In terms of PINs, we have to create a network with community structure which looks a bit like a PIN. We can then use a community detection algorithm to find the communities and let our kids (functional similarity metrics) go away and evaluate the communities at different resolutions. This time we however know which maxima should show up, as we created the network and therefore know the community structure that should be found.

To create a PIN-similar network is not a mean feat and can be the topic of a whole PhD thesis, so I have focussed on a small, simple network, which is hopefully PIN-similar enough to be a meaningful evaluation for the functional similarity metrics. My network is generated on the basis of functional labels ordered in the ontology below.

A tree defining the relationship between labels 1-15. Nodes are annotated with these labels to generate a network. Labels which share more parent labels are closer related (i.e. 14 and 15 share the parent label 5).

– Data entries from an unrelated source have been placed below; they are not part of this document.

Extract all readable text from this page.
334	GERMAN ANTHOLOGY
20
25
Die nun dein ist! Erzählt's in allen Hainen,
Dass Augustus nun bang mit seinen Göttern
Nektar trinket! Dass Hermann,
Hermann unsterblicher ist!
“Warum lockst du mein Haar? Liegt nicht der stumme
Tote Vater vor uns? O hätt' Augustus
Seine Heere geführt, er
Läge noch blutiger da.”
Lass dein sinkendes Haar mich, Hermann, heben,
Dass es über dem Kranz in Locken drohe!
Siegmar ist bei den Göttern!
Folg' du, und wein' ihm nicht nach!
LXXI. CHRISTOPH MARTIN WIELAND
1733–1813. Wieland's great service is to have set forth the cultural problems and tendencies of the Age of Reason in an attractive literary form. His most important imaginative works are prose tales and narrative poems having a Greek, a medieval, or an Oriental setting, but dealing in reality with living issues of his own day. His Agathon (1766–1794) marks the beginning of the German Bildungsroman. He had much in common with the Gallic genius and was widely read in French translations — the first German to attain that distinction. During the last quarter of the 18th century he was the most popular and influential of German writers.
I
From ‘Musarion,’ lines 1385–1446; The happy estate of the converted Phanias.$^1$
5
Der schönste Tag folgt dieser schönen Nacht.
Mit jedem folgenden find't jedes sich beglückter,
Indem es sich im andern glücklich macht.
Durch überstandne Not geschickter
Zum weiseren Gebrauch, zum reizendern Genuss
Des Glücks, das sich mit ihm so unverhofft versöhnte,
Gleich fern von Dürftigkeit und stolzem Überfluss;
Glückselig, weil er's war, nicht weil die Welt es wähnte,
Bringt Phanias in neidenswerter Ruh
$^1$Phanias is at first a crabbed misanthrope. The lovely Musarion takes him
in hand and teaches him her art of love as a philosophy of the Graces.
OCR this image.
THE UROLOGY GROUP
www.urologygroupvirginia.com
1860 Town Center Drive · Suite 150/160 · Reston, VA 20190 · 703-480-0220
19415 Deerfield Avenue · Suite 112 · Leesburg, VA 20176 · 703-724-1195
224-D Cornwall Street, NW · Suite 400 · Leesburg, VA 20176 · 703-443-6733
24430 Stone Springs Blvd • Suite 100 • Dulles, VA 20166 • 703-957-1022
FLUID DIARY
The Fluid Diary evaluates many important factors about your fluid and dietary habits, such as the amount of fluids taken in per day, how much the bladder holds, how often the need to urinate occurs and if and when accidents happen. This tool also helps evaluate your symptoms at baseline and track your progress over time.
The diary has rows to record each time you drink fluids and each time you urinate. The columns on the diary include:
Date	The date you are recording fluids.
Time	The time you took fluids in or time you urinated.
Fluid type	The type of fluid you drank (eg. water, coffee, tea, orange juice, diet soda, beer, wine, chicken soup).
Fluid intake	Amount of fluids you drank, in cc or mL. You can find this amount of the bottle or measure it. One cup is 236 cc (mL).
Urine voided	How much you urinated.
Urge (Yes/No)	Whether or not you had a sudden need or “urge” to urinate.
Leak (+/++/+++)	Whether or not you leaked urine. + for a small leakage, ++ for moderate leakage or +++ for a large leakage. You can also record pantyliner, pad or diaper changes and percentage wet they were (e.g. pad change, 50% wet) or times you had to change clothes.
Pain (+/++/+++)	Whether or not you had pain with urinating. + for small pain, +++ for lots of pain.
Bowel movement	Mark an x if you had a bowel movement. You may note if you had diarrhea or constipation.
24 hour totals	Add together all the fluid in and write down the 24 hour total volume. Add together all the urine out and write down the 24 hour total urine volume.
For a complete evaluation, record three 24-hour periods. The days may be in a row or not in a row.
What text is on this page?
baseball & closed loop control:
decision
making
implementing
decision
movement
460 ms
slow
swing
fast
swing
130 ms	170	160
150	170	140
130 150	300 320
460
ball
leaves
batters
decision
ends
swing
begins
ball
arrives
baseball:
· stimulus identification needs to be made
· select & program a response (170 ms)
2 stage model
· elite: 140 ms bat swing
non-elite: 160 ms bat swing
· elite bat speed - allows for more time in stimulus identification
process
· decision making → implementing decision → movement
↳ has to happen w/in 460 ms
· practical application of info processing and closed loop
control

A tree defining the relationship between labels 1-15. Nodes are annotated with these labels to generate a network. Labels which share more parent labels are closer related (i.e. 14 and 15 share the parent label 5).

Each node is assigned one or two labels between 6 and 15 randomly without replacement. Then the ontology is traced upwards to get the ancestral label sets associated with each node (i.e. label 15 has the ancestral labels 5 and 1). Edge probabilities are calculated between two nodes based on the number of common labels these nodes have in their ancestral label sets. Finally edges are added based on the edge probabilities to give a network with a density comparable to a PIN.

When this network is clustered into communities and functionally evaluated at different resolutions, the results look like this:

Average functional homogeneity of communities of size 3+ in a PIN-like random graph of 500 nodes. The top left graph (black) is based on label overlaps and is thus ground truth, while the other three are generated by the Pandey method (red), simGIC (blue), and simUI (green). The coloured graphs are generated by using the above-mentioned functional similarity metrics after 33% of the labels from 6-15 and 20% of the labels from 2-5 where "hidden" (reverted to the parent label).

Average functional homogeneity of communities of size 3+ in a PIN-like random graph of 500 nodes. The top left graph (black) is based on label overlaps and is thus ground truth, while the other three are generated by the Pandey method (red), simGIC (blue), and simUI (green). The coloured graphs are generated by using the above-mentioned functional similarity metrics after 33% of the labels from 6-15 and 20% of the labels from 2-5 where “hidden” (reverted to the parent label).

The black graph shows how many labels nodes in the same community have in common at different resolutions. As these labels overlaps were used to generate the edge probabilities, this graph serves as a gold standard. The other three graphs were generated using the functional similarity metrics to be compared. To make the PIN-like network more realistic some labels were hidden, as we don’t always know the exact function of every protein when we evaluate PINs.

Now that we have the results, we just need to see how all the coloured graphs compare to the black ones, or in our analogy: how all the kid’s drawings compare to what our house looks like. But because we are doing science, one drawing competition sadly won’t do. What if one child draws our house very well, but happens to do a bit worse exactly in the parts where the house is similar to a farm. We’d think he’s the guy to listen to, and start thinking a farm looks like a shed?!

What we really need, is more drawing competitions. Lots of them. And this is where I am happy I’m at a computer where running one of these competitions takes maybe a minute. To get a bit more confidence in the results, I ran every simulation 100 times, for 27 different sets of parameters. And the results? Well, that’s the best bit. The results say Tom was drawing a great farm all along. Tom, the kid you’ve seen grow up and been bringing to daycare for years now, he was right. You weren’t lying at all when you said it was a great farm. Only in real life he’s not called Tom, he’s called the Pandey method ;).